Le décideur public croit beaucoup à l’idée que les modalités de rémunération des acteurs d’un système influencent leurs comportements et, notamment, la façon dont ils arrivent à coordonner leurs efforts pour rendre un service élaboré, adapté, et complet, à la société. Il y croit tellement qu’il a parfois la faiblesse d’étendre cette idée aux professionnels de santé ! C’est avec cette clé de lecture qu’il faut comprendre, je crois, la réflexion actuelle sur l’extension des paiements au forfait.
Bien entendu, cela veut dire qu’on écarte ici d’emblée l’interprétation trop facile d’un forfait fixé pour une raison uniquement « comptable », visant à encadrer la dépense par épisode de soins. Il serait bien maladroit d’ambitionner de changer les structures d’un système (ses règles fondamentales) et de glisser en douce, au détour du changement, un bien bête encadrement des dépenses…

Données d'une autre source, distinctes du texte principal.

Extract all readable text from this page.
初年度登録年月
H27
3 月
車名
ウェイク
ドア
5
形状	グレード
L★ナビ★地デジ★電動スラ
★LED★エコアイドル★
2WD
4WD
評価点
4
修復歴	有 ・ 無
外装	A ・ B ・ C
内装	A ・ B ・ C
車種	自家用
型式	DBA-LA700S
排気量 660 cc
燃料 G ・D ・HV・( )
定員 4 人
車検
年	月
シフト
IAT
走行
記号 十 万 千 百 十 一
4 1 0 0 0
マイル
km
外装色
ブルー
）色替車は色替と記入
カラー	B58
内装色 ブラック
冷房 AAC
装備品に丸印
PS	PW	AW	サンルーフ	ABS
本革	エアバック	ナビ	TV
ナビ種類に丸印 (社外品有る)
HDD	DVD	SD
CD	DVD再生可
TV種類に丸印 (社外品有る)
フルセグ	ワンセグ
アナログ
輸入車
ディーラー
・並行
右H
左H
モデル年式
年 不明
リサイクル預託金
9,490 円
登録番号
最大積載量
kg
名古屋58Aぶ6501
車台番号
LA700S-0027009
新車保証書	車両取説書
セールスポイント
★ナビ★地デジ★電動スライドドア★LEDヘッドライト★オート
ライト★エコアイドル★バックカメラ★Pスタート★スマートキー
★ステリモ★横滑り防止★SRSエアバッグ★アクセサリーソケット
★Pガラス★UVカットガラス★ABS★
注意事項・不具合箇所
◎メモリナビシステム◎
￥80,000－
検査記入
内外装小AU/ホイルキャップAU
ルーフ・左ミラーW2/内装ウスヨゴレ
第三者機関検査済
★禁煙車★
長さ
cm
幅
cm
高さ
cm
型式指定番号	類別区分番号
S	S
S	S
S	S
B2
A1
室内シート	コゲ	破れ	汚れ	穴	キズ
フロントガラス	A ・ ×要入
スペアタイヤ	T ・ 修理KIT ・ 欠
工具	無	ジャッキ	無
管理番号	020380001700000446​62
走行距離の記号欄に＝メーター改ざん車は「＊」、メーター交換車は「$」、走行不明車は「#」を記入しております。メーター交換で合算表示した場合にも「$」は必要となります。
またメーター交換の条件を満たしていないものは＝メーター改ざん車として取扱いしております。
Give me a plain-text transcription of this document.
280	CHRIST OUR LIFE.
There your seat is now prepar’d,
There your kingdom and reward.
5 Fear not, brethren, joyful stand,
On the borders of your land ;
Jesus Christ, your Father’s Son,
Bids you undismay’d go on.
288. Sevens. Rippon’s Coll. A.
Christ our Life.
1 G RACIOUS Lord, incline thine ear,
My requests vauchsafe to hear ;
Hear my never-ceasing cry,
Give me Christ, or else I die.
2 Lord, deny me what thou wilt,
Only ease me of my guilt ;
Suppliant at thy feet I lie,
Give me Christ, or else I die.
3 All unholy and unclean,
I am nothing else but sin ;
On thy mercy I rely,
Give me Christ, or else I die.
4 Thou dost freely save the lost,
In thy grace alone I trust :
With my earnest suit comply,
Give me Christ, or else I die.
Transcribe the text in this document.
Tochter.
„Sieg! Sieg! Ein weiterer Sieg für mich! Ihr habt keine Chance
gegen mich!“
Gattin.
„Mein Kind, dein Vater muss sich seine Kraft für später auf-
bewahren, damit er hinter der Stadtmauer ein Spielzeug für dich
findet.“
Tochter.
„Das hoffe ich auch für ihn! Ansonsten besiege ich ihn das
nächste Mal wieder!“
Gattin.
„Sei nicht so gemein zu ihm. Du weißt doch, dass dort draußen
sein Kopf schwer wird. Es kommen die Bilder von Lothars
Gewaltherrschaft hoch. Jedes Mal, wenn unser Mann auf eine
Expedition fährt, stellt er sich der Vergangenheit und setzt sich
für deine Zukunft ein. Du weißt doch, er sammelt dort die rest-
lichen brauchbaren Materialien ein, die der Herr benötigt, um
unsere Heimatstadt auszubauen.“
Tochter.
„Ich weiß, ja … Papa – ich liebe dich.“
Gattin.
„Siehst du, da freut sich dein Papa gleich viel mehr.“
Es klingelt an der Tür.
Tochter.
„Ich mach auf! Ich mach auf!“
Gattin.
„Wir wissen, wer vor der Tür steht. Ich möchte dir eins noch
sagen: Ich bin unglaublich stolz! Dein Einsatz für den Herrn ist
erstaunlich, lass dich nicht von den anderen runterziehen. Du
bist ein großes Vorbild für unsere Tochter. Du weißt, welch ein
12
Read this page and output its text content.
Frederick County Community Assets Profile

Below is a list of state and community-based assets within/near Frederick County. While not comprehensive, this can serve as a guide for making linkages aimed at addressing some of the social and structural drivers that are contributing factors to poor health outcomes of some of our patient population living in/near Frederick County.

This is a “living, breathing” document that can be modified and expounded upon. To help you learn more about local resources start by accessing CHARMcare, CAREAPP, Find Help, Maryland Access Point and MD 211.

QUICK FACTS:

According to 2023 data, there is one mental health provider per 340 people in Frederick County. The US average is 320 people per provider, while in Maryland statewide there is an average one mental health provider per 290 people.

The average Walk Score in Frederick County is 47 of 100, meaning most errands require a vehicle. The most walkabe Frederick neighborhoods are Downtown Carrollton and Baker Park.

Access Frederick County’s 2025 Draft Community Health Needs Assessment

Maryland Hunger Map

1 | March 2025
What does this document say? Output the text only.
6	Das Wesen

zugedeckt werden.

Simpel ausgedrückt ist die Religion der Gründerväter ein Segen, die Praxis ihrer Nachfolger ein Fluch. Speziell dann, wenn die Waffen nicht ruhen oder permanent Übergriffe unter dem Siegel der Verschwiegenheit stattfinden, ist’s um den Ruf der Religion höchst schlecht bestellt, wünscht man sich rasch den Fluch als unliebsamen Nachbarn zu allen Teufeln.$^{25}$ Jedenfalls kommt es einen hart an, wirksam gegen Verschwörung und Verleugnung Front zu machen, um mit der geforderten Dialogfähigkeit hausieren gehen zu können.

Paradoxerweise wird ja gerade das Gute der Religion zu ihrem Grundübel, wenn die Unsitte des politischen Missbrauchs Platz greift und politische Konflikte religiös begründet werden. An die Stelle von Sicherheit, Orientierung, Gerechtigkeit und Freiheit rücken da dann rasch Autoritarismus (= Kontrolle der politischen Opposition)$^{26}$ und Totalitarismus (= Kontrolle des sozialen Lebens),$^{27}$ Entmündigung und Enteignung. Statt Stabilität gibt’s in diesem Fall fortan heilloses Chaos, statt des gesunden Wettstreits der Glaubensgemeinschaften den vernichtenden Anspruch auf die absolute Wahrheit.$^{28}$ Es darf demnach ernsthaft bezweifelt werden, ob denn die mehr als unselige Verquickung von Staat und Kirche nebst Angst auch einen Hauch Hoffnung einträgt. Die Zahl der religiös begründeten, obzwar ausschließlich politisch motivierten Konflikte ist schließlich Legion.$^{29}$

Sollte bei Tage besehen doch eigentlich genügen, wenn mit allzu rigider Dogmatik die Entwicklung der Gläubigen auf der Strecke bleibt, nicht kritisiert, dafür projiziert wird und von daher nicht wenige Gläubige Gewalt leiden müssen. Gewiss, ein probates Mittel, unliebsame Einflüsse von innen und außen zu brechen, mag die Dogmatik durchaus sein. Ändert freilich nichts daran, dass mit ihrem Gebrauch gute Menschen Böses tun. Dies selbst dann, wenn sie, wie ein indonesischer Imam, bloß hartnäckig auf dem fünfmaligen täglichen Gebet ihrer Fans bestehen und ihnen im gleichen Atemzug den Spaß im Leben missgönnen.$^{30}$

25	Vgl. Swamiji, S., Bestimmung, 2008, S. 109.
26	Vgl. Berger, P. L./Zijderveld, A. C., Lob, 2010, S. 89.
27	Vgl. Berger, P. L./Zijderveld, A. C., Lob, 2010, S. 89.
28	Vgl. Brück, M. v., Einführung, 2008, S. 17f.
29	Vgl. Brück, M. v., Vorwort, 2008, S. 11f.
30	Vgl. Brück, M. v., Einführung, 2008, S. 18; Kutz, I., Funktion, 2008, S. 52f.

Primes collectives et travail en équipe
Prenons d’abord le « principe général » : les modalités de rémunération décident des comportements. C’est un fait très largement documenté. La finesse des schémas de rémunération permet assez généralement d’orienter les acteurs. Pour une bonne gestion des ressources humaines au sein d’une entreprise, les systèmes de primes collectives facilitent le travail en équipe en coordonnant les efforts sur un objectif commun, tandis que les primes individuelles ont tendance à l’entraver. Pour ce qui est de la coordination inter-entreprises, même chose, le service fourni par les entités qui collaborent, par exemple la compagnie aérienne, la plateforme aéroportuaire, et mettons la société qui fournit le repas en vol, dépend de la règle de partage du prix du billet. Cependant, pour bien fixer la valeur de la taxe d’aéroport, ou l’existence ou non d’un repas en vol, on doit d’abord être informé de la somme totale que le voyageur est prêt à payer pour se déplacer…
Second point, faut-il céder à la tentation d’étendre ces éléments de raisonnement économique à l’univers des décisions médicales ? Il existe là encore une littérature empirique assez nourrie qui tend à démontrer la validité d’une telle hypothèse. C’est le cas par exemple des études de variabilité géographique des décisions de traitements électifs qui, en paiement à l’acte, se corrèle bien avec la densité locale de médecins spécialistes impliqués dans le traitement.
En santé, le service est défini par le besoin médical
Alors quel est le rationnel d’un paiement au forfait en médecine générale ? La plateforme aéroportuaire, c’est évidemment, dans ce contexte, la maison de santé pluri-professionnelle (MSP) ; les services de voyage sont, eux, assurés par les professionnels de santé : médecins et paramédicaux. Le « prix du billet », c’est ce que la société est prête à payer : une somme fixe prédéterminée à l’avance, et qui ne dépend pas de la disponibilité ou de l’organisation des offreurs locaux. Pour un traitement équitable des usagers du système, en effet, le panier de soins d’un parcours ne doit pas être issu d’un équilibre, obtenu au gré des circonstances, entre l’offre et la demande.
En santé – et c’est là que la comparaison aéroportuaire s’arrête !-, le service est défini par le besoin médical. Pas de business-class et pas de soins low cost, selon le portefeuille plus ou moins garni des usagers ou l’organisation locale des offreurs de soins (les déserts médicaux). C’est en tout cas ce qui est souhaité, et ce que le paiement à l’acte ne permet pas, surtout en situation d’inégalités socioéconomiques et territoriales fortes.
La grande question qui reste en plan : qui tient le rôle précis de la compagnie aérienne ? Car c’est elle qui encaisse le forfait et qui doit ensuite redistribuer et coordonner les efforts des acteurs. C’est elle également qui sera le « créditeur/débiteur résiduel » (celui qui engrange les pertes ou les bénéfices). Médicalement, le généraliste est en position de former l’équipe, d’assurer la coordination et le travail collectif, et de prendre donc l’entière responsabilité du parcours. Mais il y a aujourd’hui une confusion entre la structure MSP et les médecins.
Pour filer la métaphore, les compagnies aériennes détiennent très souvent les aéroports, qui par ailleurs sont largement subventionnés. Qui engrange le bénéfice ? Qui fait faillite, la MSP ou le généraliste ? Ne donne-t-on pas trop de pouvoir à un seul acteur du système au risque d’empêcher une bonne coordination ? Ne faut-il pas protocoliser un peu plus les prises en charge, pour s’assurer qu’en contrepartie du forfait, il y ait bien aussi un panier de soins homogène ? Ces questions pour le moment non résolues seront sans doute une limite au développement des forfaits. Ils ne résoudront pas à eux seuls tous les défauts du système.